As of right now, there appears to be 3 types of tests for COVID-19: PCR, antibody, and antigen. The antibody tests were some of the first developed and given emergency use authorization by the Food and Drug Administration in April. Mount Sinai Hospital in New York City under Florian Krammar helped to pioneer this work. The antibody tests for immunity, whether or not a person has developed antibodies or immunity to COVID-19. These results from these tests take time though to be produced and it is also a blood test so somewhat invasive.
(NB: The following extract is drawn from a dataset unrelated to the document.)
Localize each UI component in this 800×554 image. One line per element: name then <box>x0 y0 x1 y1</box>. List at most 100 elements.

Meanwhile, the PCR test is a nasopharyngeal swab test which determines if one has the presence of absence of disease but does not test for immunity. This test has become more widespread at various testing centers. Recently, Abbott labs has come out with an antigen test which also tests for disease presence of absence and can produce results in minutes. It can also be taken by nasal swab or throat swab. It is said to have high sensitivity and specificity. The saliva test by Yale called SalivaDirect also tests disease presence or absence and is said to be quicker and easier to administer than the PCR tests. With these improved tests for disease over the PCR tests, they are sure to improve contact tracing since they are better tests and provide results much faster.
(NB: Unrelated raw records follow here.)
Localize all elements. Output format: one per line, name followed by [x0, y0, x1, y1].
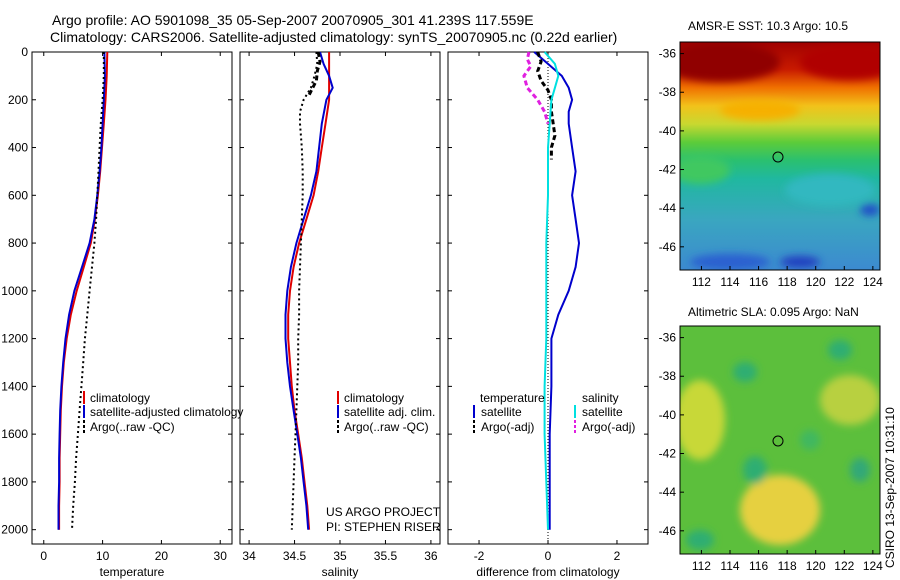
figure-title-line1: Argo profile: AO 5901098_35 05-Sep-2007 … — [52, 12, 534, 28]
legend-title-salinity: salinity — [582, 391, 619, 405]
legend-label-temp-satellite: satellite — [481, 405, 522, 419]
map-y-tick-label: -38 — [659, 85, 677, 99]
y-tick-label: 1400 — [1, 379, 28, 393]
y-tick-label: 800 — [8, 236, 28, 250]
y-tick-label: 0 — [21, 45, 28, 59]
map-x-tick-label: 114 — [720, 559, 739, 573]
difference-legend: temperature salinity satellite Argo(-adj… — [473, 391, 635, 434]
figure-title-line2: Climatology: CARS2006. Satellite-adjuste… — [50, 29, 618, 45]
sst-float-marker — [772, 151, 784, 163]
temperature-legend: climatology satellite-adjusted climatolo… — [83, 391, 243, 434]
x-tick-label: 20 — [155, 549, 169, 563]
x-tick-label: -2 — [474, 549, 485, 563]
x-tick-label: 35 — [333, 549, 347, 563]
map-y-tick-label: -42 — [659, 163, 677, 177]
legend-label-climatology: climatology — [344, 391, 404, 405]
y-tick-label: 1600 — [1, 427, 28, 441]
map-x-tick-label: 124 — [863, 275, 883, 289]
x-tick-label: 34 — [242, 549, 256, 563]
map-x-tick-label: 112 — [692, 559, 711, 573]
sla-float-marker — [772, 435, 784, 447]
series-line-salinity-satellite — [543, 51, 560, 530]
series-line-temperature-satellite — [533, 51, 581, 530]
map-x-tick-label: 116 — [749, 275, 768, 289]
series-line-argo-raw-qc-near-surface — [307, 51, 322, 96]
map-y-tick-label: -38 — [659, 369, 677, 383]
series-line-satellite-adj-clim- — [284, 51, 334, 530]
map-y-tick-label: -44 — [659, 485, 677, 499]
sla-heatmap — [680, 326, 880, 554]
series-line-satellite-adjusted-climatology — [57, 51, 106, 530]
y-tick-label: 1200 — [1, 332, 28, 346]
y-tick-label: 1800 — [1, 475, 28, 489]
y-tick-label: 600 — [8, 188, 28, 202]
csiro-timestamp: CSIRO 13-Sep-2007 10:31:10 — [883, 407, 897, 568]
map-x-tick-label: 120 — [806, 559, 826, 573]
map-x-tick-label: 112 — [692, 275, 711, 289]
x-axis-label: temperature — [100, 565, 165, 579]
series-line-salinity-argo-adj- — [522, 51, 550, 125]
x-tick-label: 2 — [614, 549, 621, 563]
legend-label-sal-satellite: satellite — [582, 405, 623, 419]
map-y-tick-label: -40 — [659, 408, 677, 422]
project-annotation-line1: US ARGO PROJECT — [326, 505, 441, 519]
x-tick-label: 10 — [96, 549, 110, 563]
map-x-tick-label: 120 — [806, 275, 826, 289]
x-tick-label: 0 — [545, 549, 552, 563]
x-axis-label: difference from climatology — [476, 565, 619, 579]
map-y-tick-label: -36 — [659, 331, 677, 345]
map-y-tick-label: -40 — [659, 124, 677, 138]
map-y-tick-label: -46 — [659, 240, 677, 254]
sst-map-title: AMSR-E SST: 10.3 Argo: 10.5 — [688, 19, 848, 33]
sst-heatmap — [680, 42, 880, 270]
sla-map-title: Altimetric SLA: 0.095 Argo: NaN — [688, 305, 859, 319]
legend-label-climatology: climatology — [90, 391, 150, 405]
legend-label-sal-argo: Argo(-adj) — [582, 420, 635, 434]
legend-label-sat-adj: satellite adj. clim. — [344, 405, 435, 419]
series-line-argo-raw-qc- — [290, 51, 319, 530]
x-tick-label: 30 — [214, 549, 228, 563]
y-tick-label: 200 — [8, 93, 28, 107]
y-tick-label: 2000 — [1, 523, 28, 537]
y-tick-label: 1000 — [1, 284, 28, 298]
salinity-axes — [239, 51, 441, 545]
legend-label-argo: Argo(..raw -QC) — [90, 420, 175, 434]
project-annotation-line2: PI: STEPHEN RISER — [326, 520, 441, 534]
salinity-legend: climatology satellite adj. clim. Argo(..… — [326, 391, 441, 534]
legend-label-sat-adj: satellite-adjusted climatology — [90, 405, 243, 419]
sst-map-axes — [679, 41, 881, 271]
map-x-tick-label: 124 — [863, 559, 883, 573]
x-tick-label: 36 — [424, 549, 438, 563]
series-line-climatology — [287, 52, 331, 530]
legend-label-argo: Argo(..raw -QC) — [344, 420, 429, 434]
temperature-axes — [31, 51, 233, 545]
map-y-tick-label: -46 — [659, 524, 677, 538]
map-x-tick-label: 122 — [834, 275, 854, 289]
map-x-tick-label: 114 — [720, 275, 739, 289]
map-x-tick-label: 116 — [749, 559, 768, 573]
x-tick-label: 34.5 — [283, 549, 307, 563]
map-x-tick-label: 118 — [778, 275, 797, 289]
y-tick-label: 400 — [8, 141, 28, 155]
legend-label-temp-argo: Argo(-adj) — [481, 420, 534, 434]
x-axis-label: salinity — [322, 565, 359, 579]
map-x-tick-label: 118 — [778, 559, 797, 573]
x-tick-label: 0 — [40, 549, 47, 563]
legend-title-temperature: temperature — [480, 391, 545, 405]
map-y-tick-label: -36 — [659, 47, 677, 61]
sla-map-axes — [679, 325, 881, 555]
x-tick-label: 35.5 — [374, 549, 398, 563]
map-y-tick-label: -42 — [659, 447, 677, 461]
map-x-tick-label: 122 — [834, 559, 854, 573]
map-y-tick-label: -44 — [659, 201, 677, 215]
Still, we need to understand immunity better as well in the general population and that still seems best obtained by the antibody tests. Some rapid antibody tests have been developed and this could also greatly aid our understanding of not just disease presence or absence in a community but also the possibility of prior exposure and immunity to COVID-19. This is what is needed to move forward to help reopen society and hopefully to overcome disease.